In 2020, venture capital got a big boost, raising 14% more money than the previous year. As people habituated themselves to staying at home during pandemic lockdowns, the tech industry flourished and share prices climbed. Despite the economic shock, more people were still hired amid all this enthusiasm.
Yet when people started resuming their normal life patterns in 2021, companies needed to lose some of the weight they'd put on. Inflation was running high and interest rates were rising. It was therefore unsurprising when, in October, Microsoft said it would be laying off workers in many of its segments and Intel announced they would have to terminate thousands of employees, as a big drop in PC demand had impacted the latter in recent months. Netflix and Snap also said goodbye to many of their workers as they watched their share trading prices sink.
In any case, the need to trim down on costs in the present economic climate will likely continue to pressure companies to let go of staff, as will the imperative to demonstrate the willingness to tighten the reins when necessary. Join us now as we explore this issue with an eye to its influence on the arena of CFD share trading.
Professional Layoffs
Overhiring was chiefly "in areas like professional and business services, more than in leisure and hospitality", points out Bank of America's Michael Gapen. Staff employed in banking, tech, and real estate have been much more numerous than they were before the pandemic, and so face the highest risk of layoffs. This contrasts with the layoffs that took place during the pandemic itself, which were mainly focused on lower-wage sectors like hospitality and retail.

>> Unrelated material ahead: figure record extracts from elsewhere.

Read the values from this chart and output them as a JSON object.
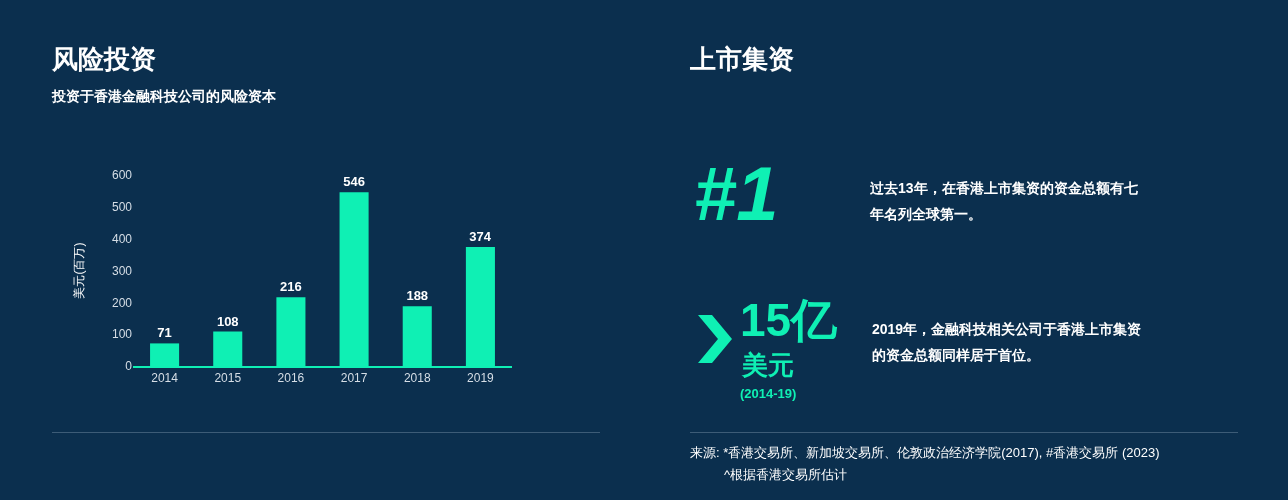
{
  "chart_data": [
    {
      "type": "bar",
      "title": "风险投资",
      "subtitle": "投资于香港金融科技公司的风险资本",
      "ylabel": "美元(百万)",
      "categories": [
        "2014",
        "2015",
        "2016",
        "2017",
        "2018",
        "2019"
      ],
      "values": [
        71,
        108,
        216,
        546,
        188,
        374
      ],
      "color": "#0ff0b4",
      "ylim": [
        0,
        600
      ],
      "yticks": [
        0,
        100,
        200,
        300,
        400,
        500,
        600
      ],
      "grid": false,
      "data_labels": true
    },
    {
      "type": "other",
      "title": "上市集资",
      "annotations": [
        "#1",
        "过去13年，在香港上市集资的资金总额有七年名列全球第一。",
        "15亿",
        "美元",
        "(2014-19)",
        "2019年，金融科技相关公司于香港上市集资的资金总额同样居于首位。",
        "来源: *香港交易所、新加坡交易所、伦敦政治经济学院(2017), #香港交易所 (2023)",
        "^根据香港交易所估计"
      ]
    }
  ]
}
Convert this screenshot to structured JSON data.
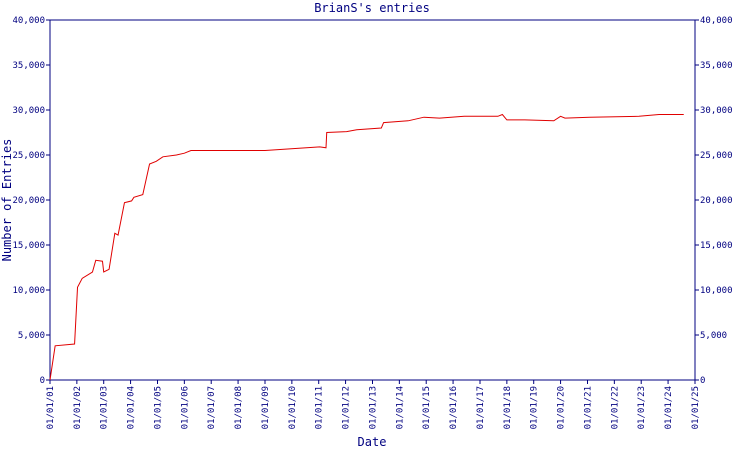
{
  "chart_data": {
    "type": "line",
    "title": "BrianS's entries",
    "x_label": "Date",
    "y_label": "Number of Entries",
    "x": [
      "01/01/01",
      "03/12/01",
      "12/01/01",
      "01/10/02",
      "03/15/02",
      "08/01/02",
      "09/15/02",
      "12/15/02",
      "01/01/03",
      "03/15/03",
      "06/01/03",
      "07/15/03",
      "10/10/03",
      "01/15/04",
      "02/15/04",
      "06/15/04",
      "09/15/04",
      "12/15/04",
      "03/15/05",
      "09/15/05",
      "01/01/06",
      "04/01/06",
      "01/01/09",
      "01/15/11",
      "04/10/11",
      "04/20/11",
      "01/15/12",
      "06/01/12",
      "05/01/13",
      "06/01/13",
      "05/01/14",
      "12/01/14",
      "07/01/15",
      "06/01/16",
      "09/01/17",
      "11/01/17",
      "01/01/18",
      "09/01/18",
      "10/01/19",
      "01/01/20",
      "03/01/20",
      "02/01/21",
      "12/01/22",
      "09/01/23",
      "08/01/24"
    ],
    "series": [
      {
        "name": "BrianS",
        "color": "#e00000",
        "values": [
          0,
          3800,
          4000,
          10300,
          11300,
          12000,
          13300,
          13200,
          12000,
          12300,
          16300,
          16100,
          19700,
          19900,
          20300,
          20600,
          24000,
          24300,
          24800,
          25000,
          25200,
          25500,
          25500,
          25900,
          25800,
          27500,
          27600,
          27800,
          28000,
          28600,
          28800,
          29200,
          29100,
          29300,
          29300,
          29500,
          28900,
          28900,
          28800,
          29300,
          29100,
          29200,
          29300,
          29500,
          29500
        ]
      }
    ],
    "xlim": [
      "01/01/01",
      "01/01/25"
    ],
    "xticks": [
      "01/01/01",
      "01/01/02",
      "01/01/03",
      "01/01/04",
      "01/01/05",
      "01/01/06",
      "01/01/07",
      "01/01/08",
      "01/01/09",
      "01/01/10",
      "01/01/11",
      "01/01/12",
      "01/01/13",
      "01/01/14",
      "01/01/15",
      "01/01/16",
      "01/01/17",
      "01/01/18",
      "01/01/19",
      "01/01/20",
      "01/01/21",
      "01/01/22",
      "01/01/23",
      "01/01/24",
      "01/01/25"
    ],
    "ylim": [
      0,
      40000
    ],
    "yticks": [
      0,
      {
        "value": 5000,
        "label": "5,000"
      },
      {
        "value": 10000,
        "label": "10,000"
      },
      {
        "value": 15000,
        "label": "15,000"
      },
      {
        "value": 20000,
        "label": "20,000"
      },
      {
        "value": 25000,
        "label": "25,000"
      },
      {
        "value": 30000,
        "label": "30,000"
      },
      {
        "value": 35000,
        "label": "35,000"
      },
      {
        "value": 40000,
        "label": "40,000"
      }
    ]
  }
}
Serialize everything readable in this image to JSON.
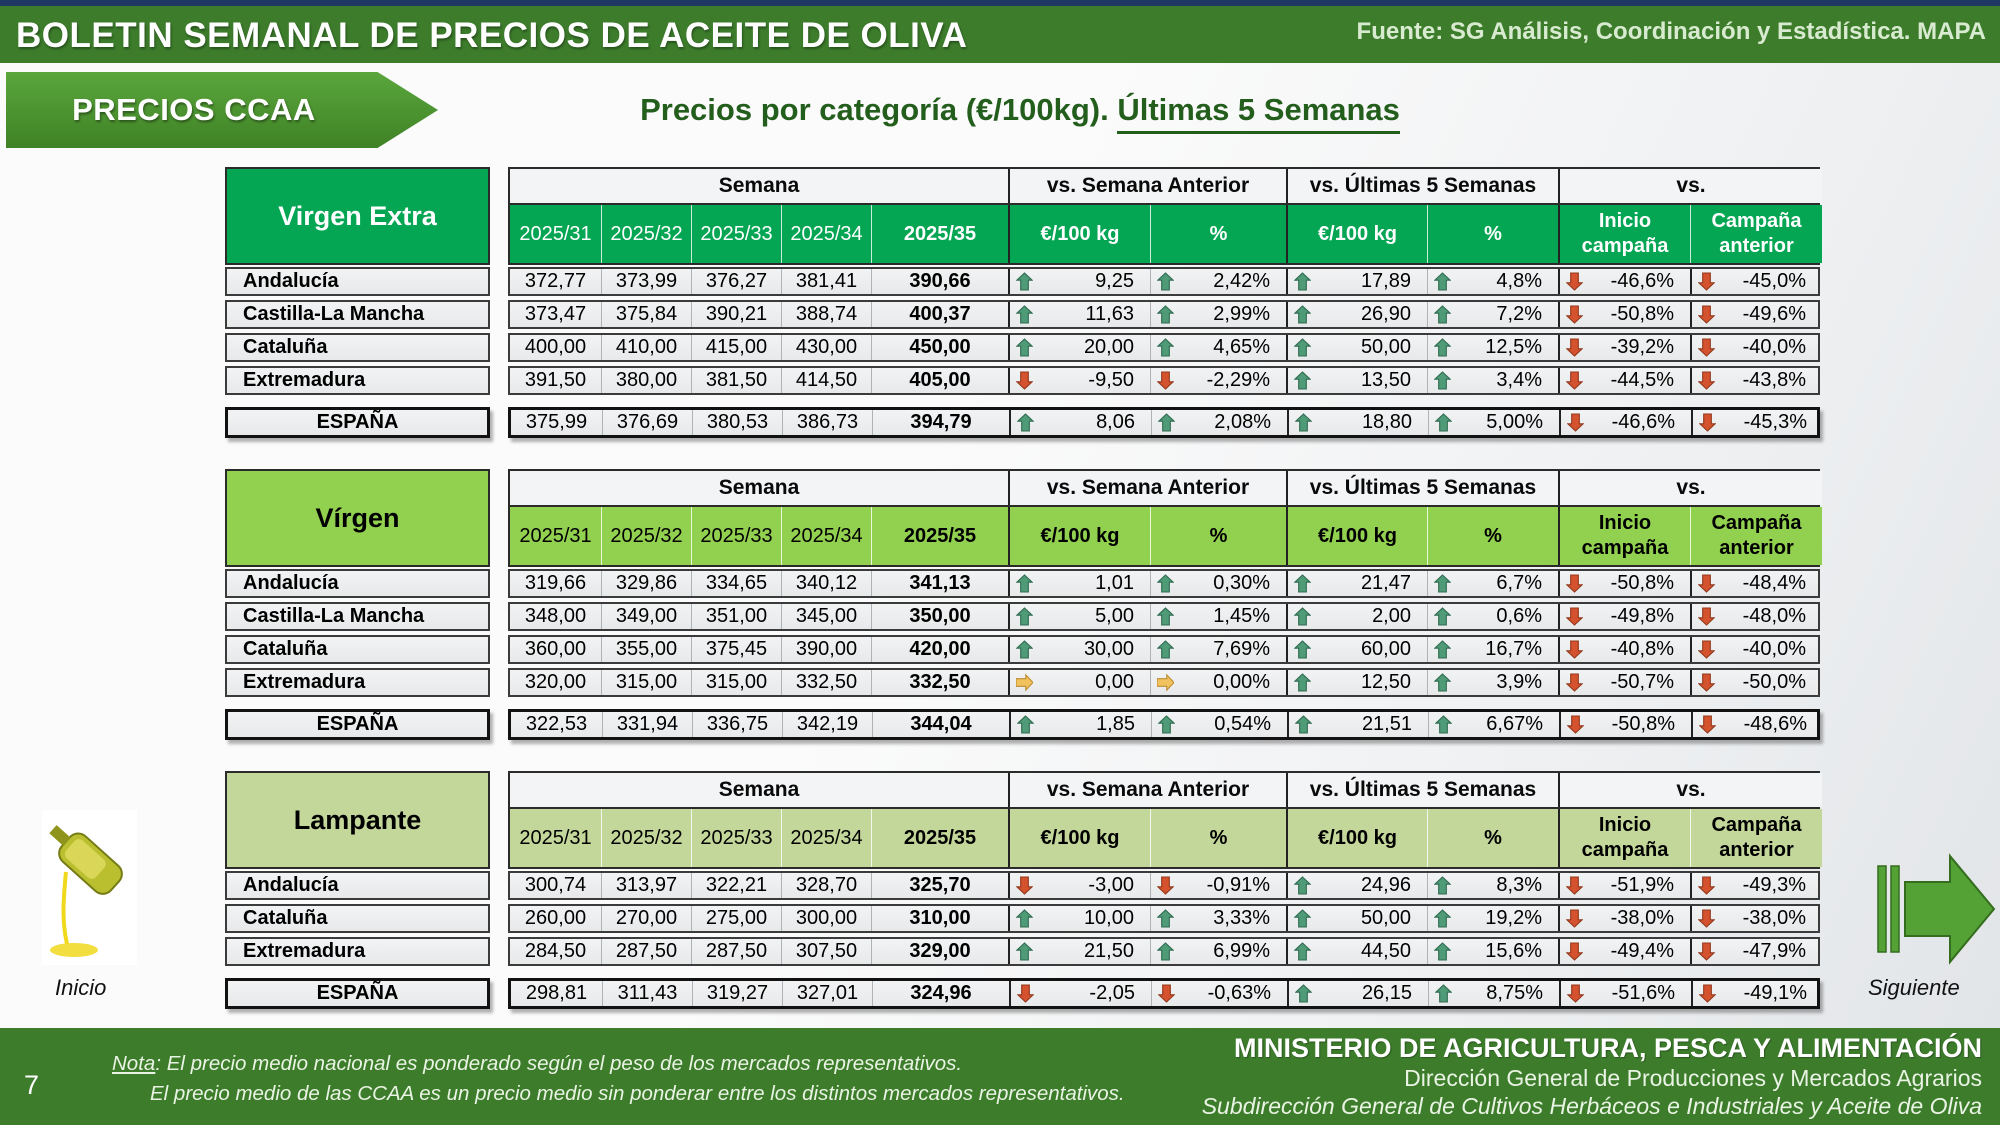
{
  "header": {
    "title": "BOLETIN SEMANAL DE PRECIOS DE ACEITE DE OLIVA",
    "source": "Fuente: SG Análisis, Coordinación y Estadística. MAPA"
  },
  "tab": {
    "label": "PRECIOS CCAA"
  },
  "page_title": {
    "main": "Precios por categoría (€/100kg). ",
    "underlined": "Últimas 5 Semanas"
  },
  "columns": {
    "group_headers": [
      "Semana",
      "vs. Semana Anterior",
      "vs. Últimas 5 Semanas",
      "vs."
    ],
    "week_headers": [
      "2025/31",
      "2025/32",
      "2025/33",
      "2025/34",
      "2025/35"
    ],
    "unit_eur": "€/100 kg",
    "unit_pct": "%",
    "inicio_line1": "Inicio",
    "inicio_line2": "campaña",
    "campana_line1": "Campaña",
    "campana_line2": "anterior"
  },
  "colors": {
    "topbar_green": "#3c7c2b",
    "navy_strip": "#1f3864",
    "title_green": "#235e1c",
    "arrow_up": {
      "fill": "#4f9a77",
      "stroke": "#2f6b50"
    },
    "arrow_down": {
      "fill": "#d4532e",
      "stroke": "#93381c"
    },
    "arrow_flat": {
      "fill": "#f2c25e",
      "stroke": "#bb8c2f"
    },
    "next_arrow_green": "#54a136"
  },
  "tables": [
    {
      "category": "Virgen Extra",
      "colors": {
        "header_bg": "#04a553",
        "header_text": "#ffffff"
      },
      "rows": [
        {
          "region": "Andalucía",
          "weeks": [
            "372,77",
            "373,99",
            "376,27",
            "381,41",
            "390,66"
          ],
          "cells": [
            {
              "dir": "up",
              "value": "9,25"
            },
            {
              "dir": "up",
              "value": "2,42%"
            },
            {
              "dir": "up",
              "value": "17,89"
            },
            {
              "dir": "up",
              "value": "4,8%"
            },
            {
              "dir": "down",
              "value": "-46,6%"
            },
            {
              "dir": "down",
              "value": "-45,0%"
            }
          ]
        },
        {
          "region": "Castilla-La Mancha",
          "weeks": [
            "373,47",
            "375,84",
            "390,21",
            "388,74",
            "400,37"
          ],
          "cells": [
            {
              "dir": "up",
              "value": "11,63"
            },
            {
              "dir": "up",
              "value": "2,99%"
            },
            {
              "dir": "up",
              "value": "26,90"
            },
            {
              "dir": "up",
              "value": "7,2%"
            },
            {
              "dir": "down",
              "value": "-50,8%"
            },
            {
              "dir": "down",
              "value": "-49,6%"
            }
          ]
        },
        {
          "region": "Cataluña",
          "weeks": [
            "400,00",
            "410,00",
            "415,00",
            "430,00",
            "450,00"
          ],
          "cells": [
            {
              "dir": "up",
              "value": "20,00"
            },
            {
              "dir": "up",
              "value": "4,65%"
            },
            {
              "dir": "up",
              "value": "50,00"
            },
            {
              "dir": "up",
              "value": "12,5%"
            },
            {
              "dir": "down",
              "value": "-39,2%"
            },
            {
              "dir": "down",
              "value": "-40,0%"
            }
          ]
        },
        {
          "region": "Extremadura",
          "weeks": [
            "391,50",
            "380,00",
            "381,50",
            "414,50",
            "405,00"
          ],
          "cells": [
            {
              "dir": "down",
              "value": "-9,50"
            },
            {
              "dir": "down",
              "value": "-2,29%"
            },
            {
              "dir": "up",
              "value": "13,50"
            },
            {
              "dir": "up",
              "value": "3,4%"
            },
            {
              "dir": "down",
              "value": "-44,5%"
            },
            {
              "dir": "down",
              "value": "-43,8%"
            }
          ]
        }
      ],
      "espana": {
        "label": "ESPAÑA",
        "weeks": [
          "375,99",
          "376,69",
          "380,53",
          "386,73",
          "394,79"
        ],
        "cells": [
          {
            "dir": "up",
            "value": "8,06"
          },
          {
            "dir": "up",
            "value": "2,08%"
          },
          {
            "dir": "up",
            "value": "18,80"
          },
          {
            "dir": "up",
            "value": "5,00%"
          },
          {
            "dir": "down",
            "value": "-46,6%"
          },
          {
            "dir": "down",
            "value": "-45,3%"
          }
        ]
      }
    },
    {
      "category": "Vírgen",
      "colors": {
        "header_bg": "#92d050",
        "header_text": "#000000"
      },
      "rows": [
        {
          "region": "Andalucía",
          "weeks": [
            "319,66",
            "329,86",
            "334,65",
            "340,12",
            "341,13"
          ],
          "cells": [
            {
              "dir": "up",
              "value": "1,01"
            },
            {
              "dir": "up",
              "value": "0,30%"
            },
            {
              "dir": "up",
              "value": "21,47"
            },
            {
              "dir": "up",
              "value": "6,7%"
            },
            {
              "dir": "down",
              "value": "-50,8%"
            },
            {
              "dir": "down",
              "value": "-48,4%"
            }
          ]
        },
        {
          "region": "Castilla-La Mancha",
          "weeks": [
            "348,00",
            "349,00",
            "351,00",
            "345,00",
            "350,00"
          ],
          "cells": [
            {
              "dir": "up",
              "value": "5,00"
            },
            {
              "dir": "up",
              "value": "1,45%"
            },
            {
              "dir": "up",
              "value": "2,00"
            },
            {
              "dir": "up",
              "value": "0,6%"
            },
            {
              "dir": "down",
              "value": "-49,8%"
            },
            {
              "dir": "down",
              "value": "-48,0%"
            }
          ]
        },
        {
          "region": "Cataluña",
          "weeks": [
            "360,00",
            "355,00",
            "375,45",
            "390,00",
            "420,00"
          ],
          "cells": [
            {
              "dir": "up",
              "value": "30,00"
            },
            {
              "dir": "up",
              "value": "7,69%"
            },
            {
              "dir": "up",
              "value": "60,00"
            },
            {
              "dir": "up",
              "value": "16,7%"
            },
            {
              "dir": "down",
              "value": "-40,8%"
            },
            {
              "dir": "down",
              "value": "-40,0%"
            }
          ]
        },
        {
          "region": "Extremadura",
          "weeks": [
            "320,00",
            "315,00",
            "315,00",
            "332,50",
            "332,50"
          ],
          "cells": [
            {
              "dir": "flat",
              "value": "0,00"
            },
            {
              "dir": "flat",
              "value": "0,00%"
            },
            {
              "dir": "up",
              "value": "12,50"
            },
            {
              "dir": "up",
              "value": "3,9%"
            },
            {
              "dir": "down",
              "value": "-50,7%"
            },
            {
              "dir": "down",
              "value": "-50,0%"
            }
          ]
        }
      ],
      "espana": {
        "label": "ESPAÑA",
        "weeks": [
          "322,53",
          "331,94",
          "336,75",
          "342,19",
          "344,04"
        ],
        "cells": [
          {
            "dir": "up",
            "value": "1,85"
          },
          {
            "dir": "up",
            "value": "0,54%"
          },
          {
            "dir": "up",
            "value": "21,51"
          },
          {
            "dir": "up",
            "value": "6,67%"
          },
          {
            "dir": "down",
            "value": "-50,8%"
          },
          {
            "dir": "down",
            "value": "-48,6%"
          }
        ]
      }
    },
    {
      "category": "Lampante",
      "colors": {
        "header_bg": "#c4d79b",
        "header_text": "#000000"
      },
      "rows": [
        {
          "region": "Andalucía",
          "weeks": [
            "300,74",
            "313,97",
            "322,21",
            "328,70",
            "325,70"
          ],
          "cells": [
            {
              "dir": "down",
              "value": "-3,00"
            },
            {
              "dir": "down",
              "value": "-0,91%"
            },
            {
              "dir": "up",
              "value": "24,96"
            },
            {
              "dir": "up",
              "value": "8,3%"
            },
            {
              "dir": "down",
              "value": "-51,9%"
            },
            {
              "dir": "down",
              "value": "-49,3%"
            }
          ]
        },
        {
          "region": "Cataluña",
          "weeks": [
            "260,00",
            "270,00",
            "275,00",
            "300,00",
            "310,00"
          ],
          "cells": [
            {
              "dir": "up",
              "value": "10,00"
            },
            {
              "dir": "up",
              "value": "3,33%"
            },
            {
              "dir": "up",
              "value": "50,00"
            },
            {
              "dir": "up",
              "value": "19,2%"
            },
            {
              "dir": "down",
              "value": "-38,0%"
            },
            {
              "dir": "down",
              "value": "-38,0%"
            }
          ]
        },
        {
          "region": "Extremadura",
          "weeks": [
            "284,50",
            "287,50",
            "287,50",
            "307,50",
            "329,00"
          ],
          "cells": [
            {
              "dir": "up",
              "value": "21,50"
            },
            {
              "dir": "up",
              "value": "6,99%"
            },
            {
              "dir": "up",
              "value": "44,50"
            },
            {
              "dir": "up",
              "value": "15,6%"
            },
            {
              "dir": "down",
              "value": "-49,4%"
            },
            {
              "dir": "down",
              "value": "-47,9%"
            }
          ]
        }
      ],
      "espana": {
        "label": "ESPAÑA",
        "weeks": [
          "298,81",
          "311,43",
          "319,27",
          "327,01",
          "324,96"
        ],
        "cells": [
          {
            "dir": "down",
            "value": "-2,05"
          },
          {
            "dir": "down",
            "value": "-0,63%"
          },
          {
            "dir": "up",
            "value": "26,15"
          },
          {
            "dir": "up",
            "value": "8,75%"
          },
          {
            "dir": "down",
            "value": "-51,6%"
          },
          {
            "dir": "down",
            "value": "-49,1%"
          }
        ]
      }
    }
  ],
  "nav": {
    "inicio": "Inicio",
    "siguiente": "Siguiente"
  },
  "footer": {
    "page_number": "7",
    "note_label": "Nota",
    "note1_rest": ": El precio medio nacional es ponderado según el peso de los mercados representativos.",
    "note2": "El precio medio de las CCAA es un precio medio sin ponderar entre los distintos mercados representativos.",
    "org1": "MINISTERIO DE AGRICULTURA, PESCA Y ALIMENTACIÓN",
    "org2": "Dirección General de Producciones y Mercados Agrarios",
    "org3": "Subdirección General de Cultivos Herbáceos e Industriales y Aceite de Oliva"
  }
}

By September 2022, the US workforce had regained its pre-2020 dimensions but was made up differently. Hospitality was employing 1.2 million fewer workers than it had in February 2020, while workers in professional and business services were up by 1 million.
The US Job Market
In the first half of November 2022, we got wind of plans to fire 31,200 people in tech. Remember, though, that this sector only employs 2% of Americans, as compared with, say, hospitality, which employs 11%. While tech companies were getting rid of staff, other sectors were battling to secure the workers they needed. "At the end of the day, we have to remember that the US job market remains extremely tight", says Jennifer Lee of BMO Capital Markets.
According to Goldman Sachs, it would be a mistake to view the tech layoffs as a symptom of recession. Also, "the required reduction in aggregate labor demand will come primarily from fewer job openings rather than higher unemployment". Still, analysts expect joblessness to get worse as long as the Fed holds its hawkish path. One indication it could indeed get worse is the fact that tech companies have been choosing to let go of their recruiters, as opposed to other employees.
Looking Forward
One big tech sector has been reaping the benefits of the recent layoffs, and that is the startup. "When companies downsize, other talented people who are employed there may consider looking elsewhere, as they may not see their company as being stable", explains Prashanth Chandrasekar of Stack Overflow. It's true that startups are battling a dearth in funding in the present high-interest-rate environment, but those among them that are "in the later funding stages with viable products in the market are faring much better", says Andiamo's Patrick McAdams.